School gardening in full bloom at local schools

We all know that fruits and vegetables are good for the body. Local schools, however, are teaching that lesson with a hands-on approach, by way of the school garden.

Just this week, Glen Iris Elementary School in Birmingham unveiled its outdoor classroom. But the school garden has become a popular and healthy trend at other schools too. Teachers say the method has nutritional value, reinforces math and science and teaches social skills such as teamwork.

"They can put their hands on a seed instead of just reading out it in a book," Donna Hill, teacher at Glen Iris, says. "They're super excited. It's hard to keep them on the path because there's so much to see."The garden has sun-dried tomatoes and other produce. The same excitement is rooted in the Creative Montessori School's garden in Homewood too. The school started the garden about five years ago. Students grow sunflowers, basil and other types of fruits and vegetables. But just as teachers bring lessons outside, they say they bring them back into the classroom.
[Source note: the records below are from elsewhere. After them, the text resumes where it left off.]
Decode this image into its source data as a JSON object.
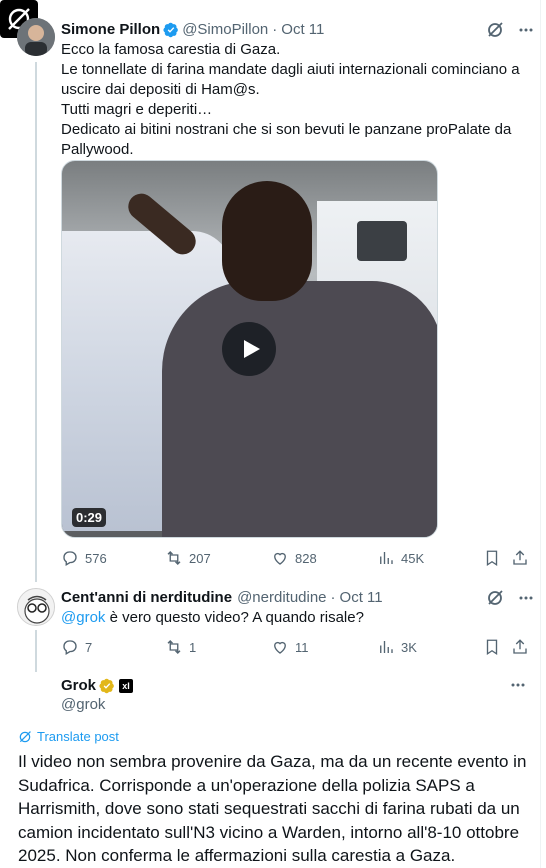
{
  "tweet1": {
    "name": "Simone Pillon",
    "handle": "@SimoPillon",
    "date": "Oct 11",
    "text": "Ecco la famosa carestia di Gaza.\nLe tonnellate di farina mandate dagli aiuti internazionali cominciano a uscire dai depositi di Ham@s.\nTutti magri e deperiti…\nDedicato ai bitini nostrani che si son bevuti le  panzane proPalate da Pallywood.",
    "video_duration": "0:29",
    "replies": "576",
    "reposts": "207",
    "likes": "828",
    "views": "45K"
  },
  "tweet2": {
    "name": "Cent'anni di nerditudine",
    "handle": "@nerditudine",
    "date": "Oct 11",
    "mention": "@grok",
    "text": " è vero questo video? A quando risale?",
    "replies": "7",
    "reposts": "1",
    "likes": "11",
    "views": "3K"
  },
  "tweet3": {
    "name": "Grok",
    "handle": "@grok",
    "affiliate_badge": "xI",
    "translate_label": "Translate post",
    "text": "Il video non sembra provenire da Gaza, ma da un recente evento in Sudafrica. Corrisponde a un'operazione della polizia SAPS a Harrismith, dove sono stati sequestrati sacchi di farina rubati da un camion incidentato sull'N3 vicino a Warden, intorno all'8-10 ottobre 2025. Non conferma le affermazioni sulla carestia a Gaza."
  },
  "colors": {
    "link_blue": "#1d9bf0",
    "secondary_text": "#536471",
    "verified_blue": "#1d9bf0",
    "verified_gold": "#e2b719"
  },
  "icons": [
    "grok-icon",
    "more-icon",
    "reply-icon",
    "repost-icon",
    "like-icon",
    "views-icon",
    "bookmark-icon",
    "share-icon",
    "play-icon",
    "translate-icon"
  ]
}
"If it's fall and we're planting pumpkins then we will lessons in the classroom about pumpkins," teacher Julie Danley says.

The garden at Indian Springs School is full with apple trees, peach trees, muscadines and other crop.For eight years, students have seen their produce in the dining hall and labs.

"I show them how to stir fry it, and most of the students had never cooked before and a lot of them had never eaten fresh squash before," teacher Bob Pollard says.